Chhimi Dema  

Every autumn, about 22 duck species including near-threatened River Lapwing, make Babesa open sewage treatment ponds their home from late October until early April.

In 2021, the birders in the country proposed Thimphu Thromde convert these ponds into an ecological park instead of refilling them and creating a park.

Thimphu Thromde from last year has started working to create a water park around the pond area. However, according to its plan, there are provisions such as river islands to have migratory water birds coming in as today.

Officials from Thromde said that the open sewage treatment plant would be developed into a water park as part of the Wangchhu River Development plan.

“The River Front Development Plan was presented to Thromde Management at the beginning of 2022, and accordingly, we have started to de-sludge the ponds in preparation to carry out the plans,” an official said.

The official added that Thromde is restoring four river islands which would serve as habitats for aquatic birds through the riverbank protection works by planting flood-resilient trees.

Thromde officials said that the project is progressing and they are planting trees and de-sludging the ponds to develop them into other facilities.

A bird enthusiast, Phub Dorji, said the wetland fragmentation in the capital has caused migratory water birds to lose their habitat.

“With the global loss of natural wetlands, the waterbirds have become increasingly dependent on an alternative artificial pond. The pond can become a good habitat for significant waterbirds conservation,” he said.

Phub Dorji said that the sewage pond offers unlimited food resources and compensates for the birds’ lost natural habitat.

He said that no international birders who visited Bhutan have returned home without visiting the sewerage pond and taking back several checklists of water birds from there. “Tourists have more sighting opportunities in the ponds than river sites. They love watching birds in the pond.”

He added that the area can also serve as a living classroom for children.
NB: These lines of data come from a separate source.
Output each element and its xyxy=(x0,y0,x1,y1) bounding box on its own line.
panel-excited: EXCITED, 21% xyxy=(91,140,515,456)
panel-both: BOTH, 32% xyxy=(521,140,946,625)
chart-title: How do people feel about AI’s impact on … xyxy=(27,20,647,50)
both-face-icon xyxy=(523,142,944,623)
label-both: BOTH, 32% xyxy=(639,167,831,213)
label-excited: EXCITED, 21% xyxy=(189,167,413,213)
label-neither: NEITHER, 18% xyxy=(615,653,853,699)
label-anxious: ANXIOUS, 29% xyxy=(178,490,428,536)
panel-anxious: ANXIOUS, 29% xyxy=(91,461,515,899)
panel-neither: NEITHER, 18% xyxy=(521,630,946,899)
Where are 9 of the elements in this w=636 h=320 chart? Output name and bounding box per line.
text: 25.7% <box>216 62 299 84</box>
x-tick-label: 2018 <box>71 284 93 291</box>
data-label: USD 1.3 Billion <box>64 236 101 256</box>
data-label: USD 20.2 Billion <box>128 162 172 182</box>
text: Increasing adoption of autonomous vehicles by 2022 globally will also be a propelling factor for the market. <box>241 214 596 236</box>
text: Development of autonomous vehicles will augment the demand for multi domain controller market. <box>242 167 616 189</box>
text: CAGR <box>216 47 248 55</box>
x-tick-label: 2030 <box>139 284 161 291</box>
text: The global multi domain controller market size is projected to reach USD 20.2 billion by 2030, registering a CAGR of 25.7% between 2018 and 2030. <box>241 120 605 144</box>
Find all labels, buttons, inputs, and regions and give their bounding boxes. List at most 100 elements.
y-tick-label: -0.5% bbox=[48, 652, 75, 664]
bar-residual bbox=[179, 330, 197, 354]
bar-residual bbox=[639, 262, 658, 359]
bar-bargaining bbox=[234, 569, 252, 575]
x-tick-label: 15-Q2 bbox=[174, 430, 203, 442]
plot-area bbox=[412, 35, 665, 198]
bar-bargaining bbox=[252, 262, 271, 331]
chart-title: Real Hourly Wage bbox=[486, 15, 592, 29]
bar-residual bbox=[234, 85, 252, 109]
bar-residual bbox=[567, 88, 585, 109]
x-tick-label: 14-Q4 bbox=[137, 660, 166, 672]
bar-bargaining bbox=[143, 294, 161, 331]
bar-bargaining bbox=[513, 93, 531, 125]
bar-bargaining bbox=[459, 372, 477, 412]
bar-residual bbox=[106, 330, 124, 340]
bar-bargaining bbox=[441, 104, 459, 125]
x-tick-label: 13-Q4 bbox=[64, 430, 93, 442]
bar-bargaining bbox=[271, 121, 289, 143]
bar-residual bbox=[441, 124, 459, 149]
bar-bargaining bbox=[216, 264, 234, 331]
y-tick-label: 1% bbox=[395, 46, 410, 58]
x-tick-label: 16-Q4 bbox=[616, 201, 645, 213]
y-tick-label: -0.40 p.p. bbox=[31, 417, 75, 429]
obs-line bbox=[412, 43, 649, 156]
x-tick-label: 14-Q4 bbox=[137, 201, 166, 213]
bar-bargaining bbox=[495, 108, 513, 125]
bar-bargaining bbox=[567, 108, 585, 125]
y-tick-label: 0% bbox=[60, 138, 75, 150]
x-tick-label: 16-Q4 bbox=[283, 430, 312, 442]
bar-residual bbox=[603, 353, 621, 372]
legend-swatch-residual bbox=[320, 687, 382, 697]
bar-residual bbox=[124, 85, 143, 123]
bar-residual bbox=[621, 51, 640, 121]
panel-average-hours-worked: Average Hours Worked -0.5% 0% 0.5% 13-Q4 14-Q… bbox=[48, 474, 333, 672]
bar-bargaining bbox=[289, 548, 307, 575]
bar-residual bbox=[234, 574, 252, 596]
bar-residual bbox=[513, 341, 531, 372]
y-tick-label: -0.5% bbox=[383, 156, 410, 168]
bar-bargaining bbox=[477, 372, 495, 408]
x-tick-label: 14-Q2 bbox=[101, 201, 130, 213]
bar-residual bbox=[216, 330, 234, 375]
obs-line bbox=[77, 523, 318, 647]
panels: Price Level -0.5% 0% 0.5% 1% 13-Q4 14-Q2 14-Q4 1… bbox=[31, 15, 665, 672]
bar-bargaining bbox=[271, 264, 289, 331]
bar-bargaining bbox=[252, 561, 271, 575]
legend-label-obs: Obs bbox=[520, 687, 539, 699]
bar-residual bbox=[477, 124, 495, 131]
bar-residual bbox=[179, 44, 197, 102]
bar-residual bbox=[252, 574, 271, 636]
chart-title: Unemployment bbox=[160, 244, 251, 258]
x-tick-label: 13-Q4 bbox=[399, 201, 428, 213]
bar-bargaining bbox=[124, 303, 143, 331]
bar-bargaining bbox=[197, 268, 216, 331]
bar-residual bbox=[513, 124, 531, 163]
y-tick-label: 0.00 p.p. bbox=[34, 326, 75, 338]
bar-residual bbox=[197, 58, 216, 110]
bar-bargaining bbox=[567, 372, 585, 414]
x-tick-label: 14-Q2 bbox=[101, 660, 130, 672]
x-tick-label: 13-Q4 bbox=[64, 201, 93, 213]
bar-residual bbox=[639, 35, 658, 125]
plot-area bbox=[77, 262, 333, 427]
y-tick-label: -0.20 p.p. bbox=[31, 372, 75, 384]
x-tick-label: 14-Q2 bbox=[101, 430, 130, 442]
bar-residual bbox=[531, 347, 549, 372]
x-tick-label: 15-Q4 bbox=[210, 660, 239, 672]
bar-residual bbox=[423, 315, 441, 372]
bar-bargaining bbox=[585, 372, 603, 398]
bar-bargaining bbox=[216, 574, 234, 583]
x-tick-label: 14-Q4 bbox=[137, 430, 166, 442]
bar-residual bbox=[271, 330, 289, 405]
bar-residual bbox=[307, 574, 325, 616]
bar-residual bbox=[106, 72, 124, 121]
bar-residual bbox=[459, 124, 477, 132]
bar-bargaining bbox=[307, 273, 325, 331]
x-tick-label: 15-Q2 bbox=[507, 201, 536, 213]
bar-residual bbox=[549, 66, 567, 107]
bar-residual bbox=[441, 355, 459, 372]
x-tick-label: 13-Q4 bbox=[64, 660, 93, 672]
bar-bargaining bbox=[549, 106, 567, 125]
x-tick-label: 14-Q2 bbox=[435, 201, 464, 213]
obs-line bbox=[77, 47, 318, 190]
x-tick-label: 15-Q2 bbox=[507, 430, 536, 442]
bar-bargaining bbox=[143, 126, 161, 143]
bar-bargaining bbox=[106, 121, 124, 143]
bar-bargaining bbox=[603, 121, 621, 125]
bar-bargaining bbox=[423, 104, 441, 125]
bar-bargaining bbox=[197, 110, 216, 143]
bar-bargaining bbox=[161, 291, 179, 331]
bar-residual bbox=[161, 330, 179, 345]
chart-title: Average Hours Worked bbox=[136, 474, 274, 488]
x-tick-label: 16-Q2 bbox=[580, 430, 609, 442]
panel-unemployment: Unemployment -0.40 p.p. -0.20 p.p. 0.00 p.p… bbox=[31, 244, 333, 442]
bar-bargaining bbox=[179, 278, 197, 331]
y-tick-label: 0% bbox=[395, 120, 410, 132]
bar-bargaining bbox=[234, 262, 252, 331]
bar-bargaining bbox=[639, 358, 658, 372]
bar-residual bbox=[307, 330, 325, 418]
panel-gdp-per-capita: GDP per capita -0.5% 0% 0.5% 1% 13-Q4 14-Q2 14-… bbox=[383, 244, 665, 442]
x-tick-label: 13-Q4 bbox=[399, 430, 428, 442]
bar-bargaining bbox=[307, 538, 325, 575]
The most concerning, Phub Dorji said, is the declining population of near-threatened River Lapwing and Ibisbill which are seen all year long. “But without the better conservation plan and action today, we may lose these significant birds tomorrow.”

The area receives species of vagrant, falcated and mandarin ducks as well.

Another bird enthusiast, Hishey Tshering, said that after the construction of the sewage pond, the birds started coming there and it served as an important habitat for winter birds.

“Once the area is tempered, their habitat will be deprived and as a result, the bird watchers may not find the birds there,” he said.

He said, “If Thromde constructs a park with water ponds, then it might have a positive impact because the water would be much cleaner [encouraging the birds to make it a habitat].”